In electrodynamics, for a line segment of length 2L with a uniform line charge $\lambda$, the electric field at a distance z above the midpoint of this straight line segment is
$E\left(\vec{r}\right)=\frac{1}{4 \pi \varepsilon_{0}}\frac{2 \lambda L}{z\sqrt{z^{2}+L^{2}}}\hat{z}$
For a field point z > > L:
We may 'translate' L to the 'zero' point so that
$E\approx \frac{1}{4 \pi \varepsilon_{0}}\frac{2 \lambda L}{z^{2}}$
and
for the limit $L\rightarrow \infty$:
$E = \frac{1}{4 \pi \varepsilon_{0}}\frac{2 \lambda}{z}$
In the case of the second, I have forgotten how the derivation was done.
It seems to involve Taylor series expansion if I remember.

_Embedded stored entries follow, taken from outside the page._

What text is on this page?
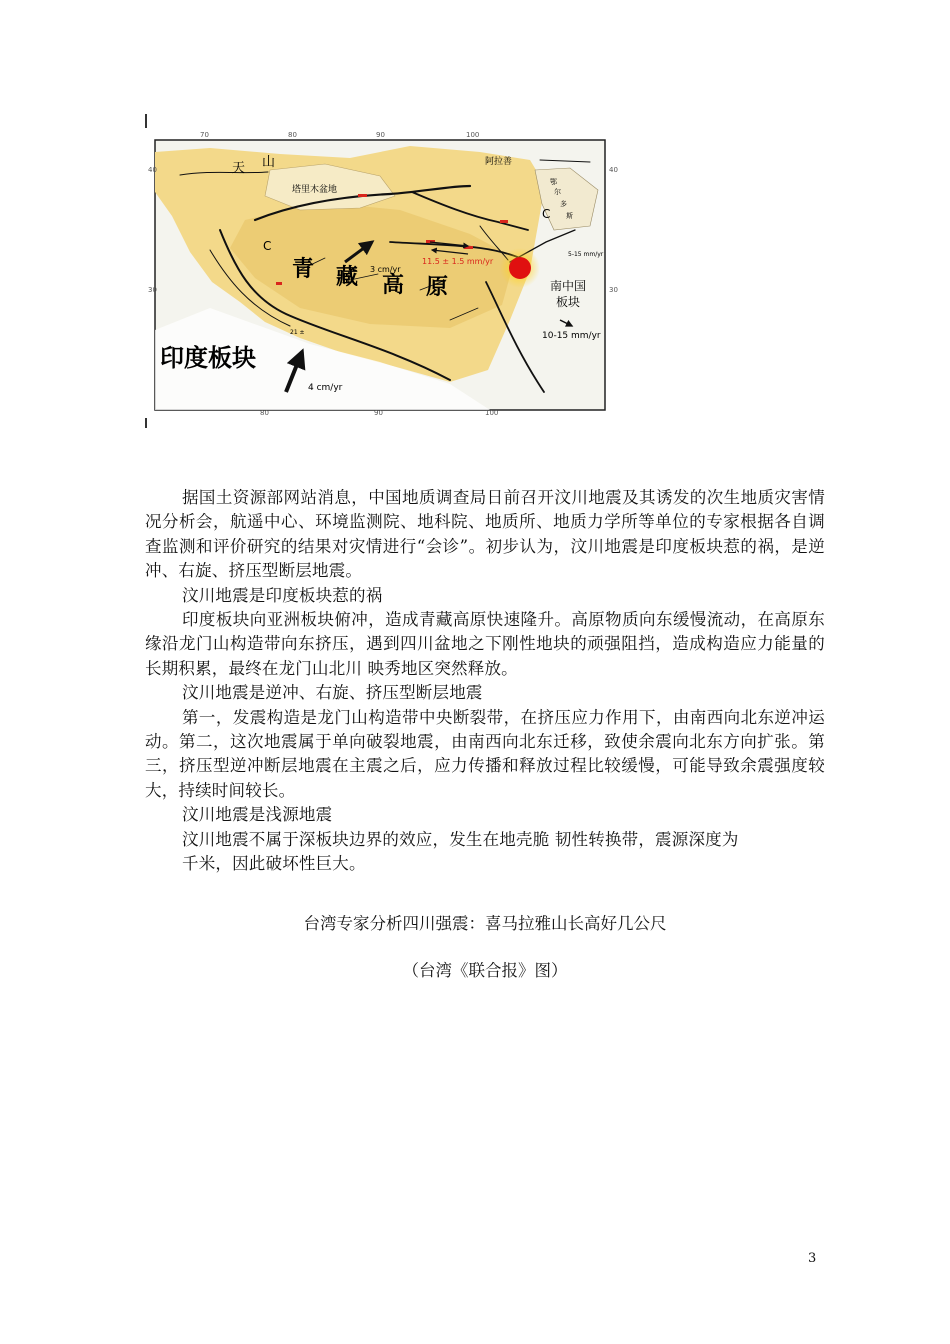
70	80	90	100
80	90	100
40
30
40
30
天 山
塔里木盆地
阿拉善
鄂
尔
多
斯
青 藏 高 原	南中国
板块
印度板块
3 cm/yr
4 cm/yr
10-15 mm/yr
11.5 ± 1.5 mm/yr
5-15 mm/yr
21 ±
C
C

据国土资源部网站消息，中国地质调查局日前召开汶川地震及其诱发的次生地质灾害情况分析会，航遥中心、环境监测院、地科院、地质所、地质力学所等单位的专家根据各自调查监测和评价研究的结果对灾情进行“会诊”。初步认为，汶川地震是印度板块惹的祸，是逆冲、右旋、挤压型断层地震。

汶川地震是印度板块惹的祸

印度板块向亚洲板块俯冲，造成青藏高原快速隆升。高原物质向东缓慢流动，在高原东缘沿龙门山构造带向东挤压，遇到四川盆地之下刚性地块的顽强阻挡，造成构造应力能量的长期积累，最终在龙门山北川 映秀地区突然释放。

汶川地震是逆冲、右旋、挤压型断层地震

第一，发震构造是龙门山构造带中央断裂带，在挤压应力作用下，由南西向北东逆冲运动。第二，这次地震属于单向破裂地震，由南西向北东迁移，致使余震向北东方向扩张。第三，挤压型逆冲断层地震在主震之后，应力传播和释放过程比较缓慢，可能导致余震强度较大，持续时间较长。

汶川地震是浅源地震

汶川地震不属于深板块边界的效应，发生在地壳脆 韧性转换带，震源深度为

千米，因此破坏性巨大。

台湾专家分析四川强震：喜马拉雅山长高好几公尺
（台湾《联合报》图）
3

Any jolt to my memory would be appreciated.
In the square root term, either $z\ll L$ or $L\ll z$. Just keep the larger one, and completely ignore the other.
For $z\ll L$: $$E=\frac{1}{4 \pi \varepsilon_{0}}\frac{2 \lambda L}{z\sqrt{z^{2}+L^{2}}}\approx\frac{1}{4 \pi \varepsilon_{0}}\frac{2 \lambda L}{z\sqrt{L^{2}}}=\frac{1}{4 \pi \varepsilon_{0}}\frac{2 \lambda L}{zL}=\frac{1}{4 \pi \varepsilon_{0}}\frac{2 \lambda }{z}$$
For $L\ll z$: $$E=\frac{1}{4 \pi \varepsilon_{0}}\frac{2 \lambda L}{z\sqrt{z^{2}+L^{2}}}\approx\frac{1}{4 \pi \varepsilon_{0}}\frac{2 \lambda L}{z\sqrt{z^{2}}}=\frac{1}{4 \pi \varepsilon_{0}}\frac{2 \lambda L}{z^2}$$